THÙY DƯƠNG (THEO HEALTHSHOTS) |

During menstruation, women often have to face cravings for certain dishes, why is that?

Why do you crave food during your period?

Menstrual cravings, especially the days before menstruation, are a completely normal physiological phenomenon. The main reason lies in hormones. During the regulation period (around the 15th - 28th of the cycle), the hormone progesterone increases, making you feel hungrier. At the same time, decreased serotonin levels can easily cause mood to plummet, you will tend to look for foods to "relieve" emotions, usually dishes high in sugar, starch or fat.

Dr. Nirmala M, an obstetrician and gynecologist in India, explains: When serotonin is reduced, the body will crave carbohydrates such as banh mi, pasta or cakes - because they help increase serotonin levels, making you feel more comfortable.

A study published in Annales d' Endocrinology also showed that women eat about 400 - 500 calories/day more during their premenopausal days, and most of the added calories come from carbohydrates.

menstrual cravings are a natural response to fluctuations in hormones and blood sugar, not weakness or lack of discipline, says Dr. Nicola Guess, a nutritionist at Kings College London.

What does your cravings signal?

Starch (vesen, pasta): The body needs energy, and starch helps increase serotonin.

Cravings for sweets (carrots, cakes, soft drinks): Hormones that lower blood sugar, making you want to eat sugar to quickly recharge.
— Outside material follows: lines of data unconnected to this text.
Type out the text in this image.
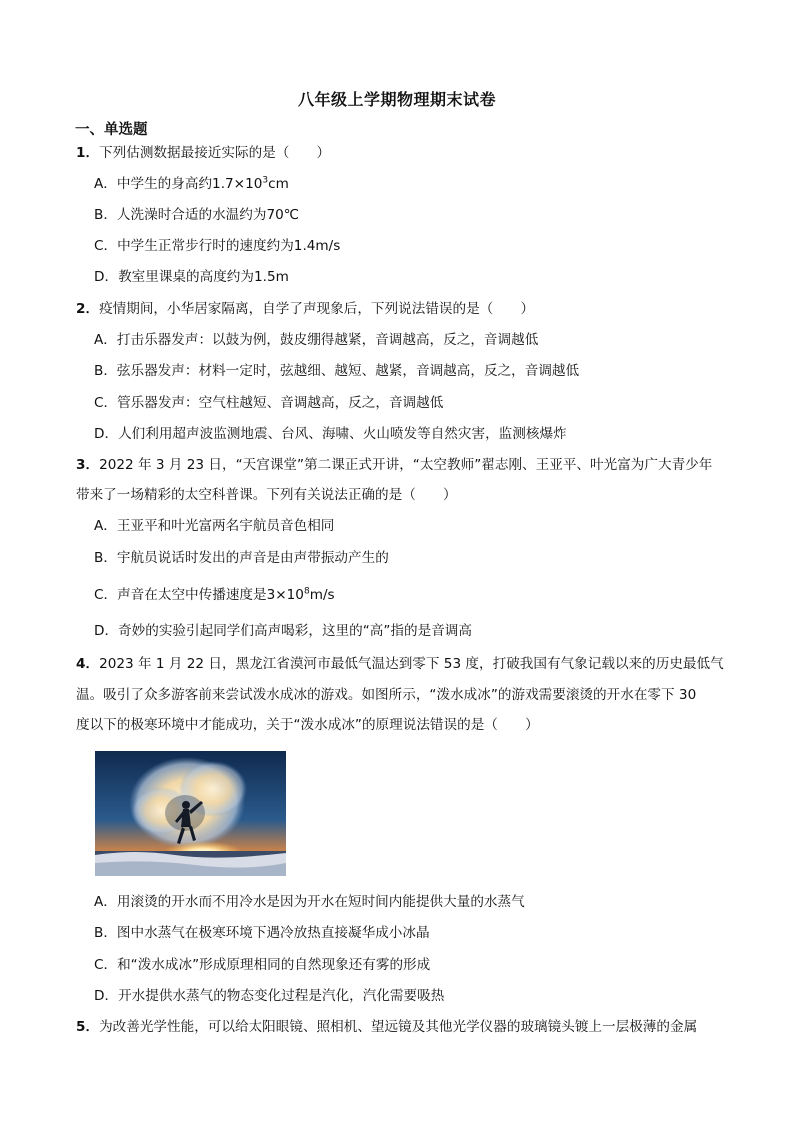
八年级上学期物理期末试卷
一、单选题
1．下列估测数据最接近实际的是（　　）
A．中学生的身高约$1.7\times 10^3cm$
B．人洗澡时合适的水温约为70℃
C．中学生正常步行时的速度约为1.4m/s
D．教室里课桌的高度约为1.5m
2．疫情期间，小华居家隔离，自学了声现象后，下列说法错误的是（　　）
A．打击乐器发声：以鼓为例，鼓皮绷得越紧，音调越高，反之，音调越低
B．弦乐器发声：材料一定时，弦越细、越短、越紧，音调越高，反之，音调越低
C．管乐器发声：空气柱越短、音调越高，反之，音调越低
D．人们利用超声波监测地震、台风、海啸、火山喷发等自然灾害，监测核爆炸
3．2022 年 3 月 23 日，“天宫课堂”第二课正式开讲，“太空教师”翟志刚、王亚平、叶光富为广大青少年
带来了一场精彩的太空科普课。下列有关说法正确的是（　　）
A．王亚平和叶光富两名宇航员音色相同
B．宇航员说话时发出的声音是由声带振动产生的
C．声音在太空中传播速度是$3\times 10^8m/s$
D．奇妙的实验引起同学们高声喝彩，这里的“高”指的是音调高
4．2023 年 1 月 22 日，黑龙江省漠河市最低气温达到零下 53 度，打破我国有气象记载以来的历史最低气
温。吸引了众多游客前来尝试泼水成冰的游戏。如图所示，“泼水成冰”的游戏需要滚烫的开水在零下 30
度以下的极寒环境中才能成功，关于“泼水成冰”的原理说法错误的是（　　）
A．用滚烫的开水而不用冷水是因为开水在短时间内能提供大量的水蒸气
B．图中水蒸气在极寒环境下遇冷放热直接凝华成小冰晶
C．和“泼水成冰”形成原理相同的自然现象还有雾的形成
D．开水提供水蒸气的物态变化过程是汽化，汽化需要吸热
5．为改善光学性能，可以给太阳眼镜、照相机、望远镜及其他光学仪器的玻璃镜头镀上一层极薄的金属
Chocolate cravings: Chocolate, especially black, contains magnesium, which helps relax muscles and reduce stress.

Cravings for salty foods (fried potatoes, snacks): Can be a sign of water imbalance, the body needs more sodium.

Cravings for cheese and milk: This is how the body looks for calcium and vitamin D, which help relieve abdominal pain and regulate emotions.

How to eat without worrying about gaining weight?

There is no need to fast or force yourself too much. Listen to your body, but be alert in your choices:

Eat complex carbs such as oats, sweet potatoes, whole wheat spring rolls.

Instead of candy, choose fresh fruit or yogurt.

Eat dark chocolate (over 70% cocoa).

Replace salty snacks with unsalted roasted seeds or burn unsalted corn.